I trust that you found that as easy to follow as I did.

I particularly like the ironic use of the word “equality” about two thirds of the way through and the hint that gay men should be sent back to a reactor. If – and I doubt this was the case, but – if you were unconvinced before that every single branch of (Nigerian) science hates the idea of same-sex marriage, this streak of mathematical genius will surely have turned you around.

So if today is spent at a Nigerian School of Post Graduate Studies, what does tomorrow bring for Amahala?

I want to be able to publish it in international journals. The finance has been a problem in this area because I found out that you you have to pay in dollars for international journals to publish you. You know finance is a factor and I don’t have money to start paying in US dollars and I need sponsors so that I can pay for the journals to be published.

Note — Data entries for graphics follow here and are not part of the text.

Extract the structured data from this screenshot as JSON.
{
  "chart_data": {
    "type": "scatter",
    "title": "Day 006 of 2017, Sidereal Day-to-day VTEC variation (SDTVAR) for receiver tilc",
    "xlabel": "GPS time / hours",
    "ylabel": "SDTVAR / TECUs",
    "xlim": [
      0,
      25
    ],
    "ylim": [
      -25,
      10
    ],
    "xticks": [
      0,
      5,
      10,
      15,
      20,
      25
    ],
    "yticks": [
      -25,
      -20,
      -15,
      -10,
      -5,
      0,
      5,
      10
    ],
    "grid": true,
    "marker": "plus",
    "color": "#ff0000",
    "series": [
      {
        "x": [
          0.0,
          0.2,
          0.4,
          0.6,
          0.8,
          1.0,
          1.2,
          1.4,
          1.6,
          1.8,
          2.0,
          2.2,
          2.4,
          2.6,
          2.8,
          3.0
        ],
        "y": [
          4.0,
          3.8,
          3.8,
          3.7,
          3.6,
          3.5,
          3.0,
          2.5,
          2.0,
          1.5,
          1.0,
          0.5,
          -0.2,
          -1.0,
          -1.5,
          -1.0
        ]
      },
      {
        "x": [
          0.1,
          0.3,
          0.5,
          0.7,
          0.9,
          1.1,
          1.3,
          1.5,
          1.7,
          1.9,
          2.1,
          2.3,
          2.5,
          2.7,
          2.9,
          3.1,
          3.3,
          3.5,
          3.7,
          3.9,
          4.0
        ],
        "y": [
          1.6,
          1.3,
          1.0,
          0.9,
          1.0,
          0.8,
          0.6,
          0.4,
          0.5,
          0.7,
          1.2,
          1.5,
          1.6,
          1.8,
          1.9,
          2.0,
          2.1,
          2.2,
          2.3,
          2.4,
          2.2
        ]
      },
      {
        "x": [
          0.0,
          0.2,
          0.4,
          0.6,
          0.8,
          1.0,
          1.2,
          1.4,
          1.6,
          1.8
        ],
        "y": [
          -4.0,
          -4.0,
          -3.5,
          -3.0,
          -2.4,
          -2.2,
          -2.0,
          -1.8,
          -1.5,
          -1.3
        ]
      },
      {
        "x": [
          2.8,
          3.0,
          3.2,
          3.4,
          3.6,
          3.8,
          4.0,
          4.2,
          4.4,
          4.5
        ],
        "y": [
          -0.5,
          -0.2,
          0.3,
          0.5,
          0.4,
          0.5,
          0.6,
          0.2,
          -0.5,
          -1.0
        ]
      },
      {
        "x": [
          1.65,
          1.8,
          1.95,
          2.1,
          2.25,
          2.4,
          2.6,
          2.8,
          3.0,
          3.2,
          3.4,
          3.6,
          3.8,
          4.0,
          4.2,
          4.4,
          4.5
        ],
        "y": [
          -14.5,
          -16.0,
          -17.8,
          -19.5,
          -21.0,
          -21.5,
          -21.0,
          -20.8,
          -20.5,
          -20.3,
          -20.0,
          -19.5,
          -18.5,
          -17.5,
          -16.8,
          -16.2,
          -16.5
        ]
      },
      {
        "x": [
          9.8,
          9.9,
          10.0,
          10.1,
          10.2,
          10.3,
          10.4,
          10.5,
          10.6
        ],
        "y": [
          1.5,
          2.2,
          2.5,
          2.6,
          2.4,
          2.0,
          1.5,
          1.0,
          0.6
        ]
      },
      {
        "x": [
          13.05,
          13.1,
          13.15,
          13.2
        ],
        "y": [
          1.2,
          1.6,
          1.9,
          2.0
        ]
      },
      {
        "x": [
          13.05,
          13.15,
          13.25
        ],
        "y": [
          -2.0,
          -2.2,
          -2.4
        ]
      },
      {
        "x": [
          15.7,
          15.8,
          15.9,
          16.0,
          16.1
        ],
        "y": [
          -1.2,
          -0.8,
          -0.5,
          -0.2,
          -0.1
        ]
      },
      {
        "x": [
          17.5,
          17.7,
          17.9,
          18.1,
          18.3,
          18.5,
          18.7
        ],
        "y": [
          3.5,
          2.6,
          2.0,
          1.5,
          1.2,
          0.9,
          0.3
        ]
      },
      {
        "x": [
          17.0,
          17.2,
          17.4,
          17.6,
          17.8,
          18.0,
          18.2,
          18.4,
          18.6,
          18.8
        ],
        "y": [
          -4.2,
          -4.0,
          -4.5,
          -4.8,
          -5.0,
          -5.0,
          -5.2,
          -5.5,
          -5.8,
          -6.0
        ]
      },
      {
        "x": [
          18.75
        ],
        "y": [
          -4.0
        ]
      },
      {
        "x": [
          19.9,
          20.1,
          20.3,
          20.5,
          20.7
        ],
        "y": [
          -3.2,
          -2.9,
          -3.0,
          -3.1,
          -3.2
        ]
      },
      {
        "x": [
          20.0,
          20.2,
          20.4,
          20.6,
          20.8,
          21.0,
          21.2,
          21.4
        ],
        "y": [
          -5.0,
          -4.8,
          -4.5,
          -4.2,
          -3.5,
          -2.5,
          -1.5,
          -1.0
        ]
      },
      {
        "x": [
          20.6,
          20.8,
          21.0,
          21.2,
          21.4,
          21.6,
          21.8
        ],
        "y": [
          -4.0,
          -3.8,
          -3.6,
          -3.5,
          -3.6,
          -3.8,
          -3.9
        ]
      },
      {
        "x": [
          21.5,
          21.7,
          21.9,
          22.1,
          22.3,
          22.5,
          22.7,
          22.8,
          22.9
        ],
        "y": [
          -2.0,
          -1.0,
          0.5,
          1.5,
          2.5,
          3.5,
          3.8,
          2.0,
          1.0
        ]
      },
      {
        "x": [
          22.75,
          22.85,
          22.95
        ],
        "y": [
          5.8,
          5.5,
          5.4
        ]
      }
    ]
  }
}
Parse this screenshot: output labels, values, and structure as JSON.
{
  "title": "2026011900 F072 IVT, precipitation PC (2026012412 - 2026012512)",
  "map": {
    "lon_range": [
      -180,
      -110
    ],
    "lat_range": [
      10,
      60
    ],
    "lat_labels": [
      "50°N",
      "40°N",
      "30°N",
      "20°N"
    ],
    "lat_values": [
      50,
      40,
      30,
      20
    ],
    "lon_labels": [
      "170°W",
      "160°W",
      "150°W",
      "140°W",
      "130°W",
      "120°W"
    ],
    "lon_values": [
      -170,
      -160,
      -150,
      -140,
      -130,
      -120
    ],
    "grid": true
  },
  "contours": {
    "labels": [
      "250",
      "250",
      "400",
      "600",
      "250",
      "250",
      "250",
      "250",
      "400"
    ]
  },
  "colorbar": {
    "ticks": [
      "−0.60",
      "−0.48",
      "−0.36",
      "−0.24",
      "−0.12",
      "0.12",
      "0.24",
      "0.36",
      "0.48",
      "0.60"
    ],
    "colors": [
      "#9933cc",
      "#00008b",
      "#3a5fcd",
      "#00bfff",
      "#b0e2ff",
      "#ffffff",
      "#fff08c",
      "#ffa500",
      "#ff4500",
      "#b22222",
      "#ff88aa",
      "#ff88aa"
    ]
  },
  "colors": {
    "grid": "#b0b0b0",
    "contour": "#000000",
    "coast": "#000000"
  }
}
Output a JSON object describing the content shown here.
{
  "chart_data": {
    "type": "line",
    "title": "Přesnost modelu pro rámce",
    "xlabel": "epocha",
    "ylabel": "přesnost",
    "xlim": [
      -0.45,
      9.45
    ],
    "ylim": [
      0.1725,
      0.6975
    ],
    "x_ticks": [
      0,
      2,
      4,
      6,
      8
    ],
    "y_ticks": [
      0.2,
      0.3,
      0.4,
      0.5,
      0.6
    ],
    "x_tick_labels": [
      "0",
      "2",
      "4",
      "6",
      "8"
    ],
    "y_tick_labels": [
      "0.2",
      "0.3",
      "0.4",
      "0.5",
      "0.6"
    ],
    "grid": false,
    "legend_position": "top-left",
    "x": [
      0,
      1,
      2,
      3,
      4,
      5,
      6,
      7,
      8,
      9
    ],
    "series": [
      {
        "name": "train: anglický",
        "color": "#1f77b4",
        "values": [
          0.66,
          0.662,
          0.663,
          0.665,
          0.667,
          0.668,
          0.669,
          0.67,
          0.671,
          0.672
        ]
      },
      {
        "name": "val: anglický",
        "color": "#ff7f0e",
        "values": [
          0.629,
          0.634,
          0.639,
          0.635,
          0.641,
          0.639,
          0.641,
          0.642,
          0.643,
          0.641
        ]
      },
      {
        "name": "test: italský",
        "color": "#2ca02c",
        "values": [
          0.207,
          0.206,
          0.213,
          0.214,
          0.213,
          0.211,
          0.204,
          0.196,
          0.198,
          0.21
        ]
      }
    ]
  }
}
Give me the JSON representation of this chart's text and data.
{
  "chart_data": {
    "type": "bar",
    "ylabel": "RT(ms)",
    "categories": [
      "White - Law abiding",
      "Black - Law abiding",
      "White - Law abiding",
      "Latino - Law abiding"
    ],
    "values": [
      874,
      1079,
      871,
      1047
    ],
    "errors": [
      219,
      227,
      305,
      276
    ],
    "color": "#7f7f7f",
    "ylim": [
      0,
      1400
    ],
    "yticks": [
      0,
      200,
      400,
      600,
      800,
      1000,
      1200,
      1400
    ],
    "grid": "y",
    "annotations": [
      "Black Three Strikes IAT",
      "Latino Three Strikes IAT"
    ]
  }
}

Somehow, I don’t think the finance side is going to be your biggest stumbling block in this particular endeavour, sunshine.

All in all, I feel dirty. I feel wronged. I feel that something I hold dear to me (science) has been bastardised and sullied by an idiot who doesn’t know what he’s talking about. It’s like when Lewis Pugh starts spouting nonsense about fracking, but with more lab work.

Of course, this isn’t really science. Well, sticking two magnets together or performing neutralisation reactions, actually, that is science. However, then applying your results of those simple experiments to same sex marriage goes a little beyond the recognised scientific method. It’s like saying that oil and water don’t mix, and then claiming that it inconclusively proves that you should never buy a French hatchback.

No. This isn’t science. This is pure bigotry.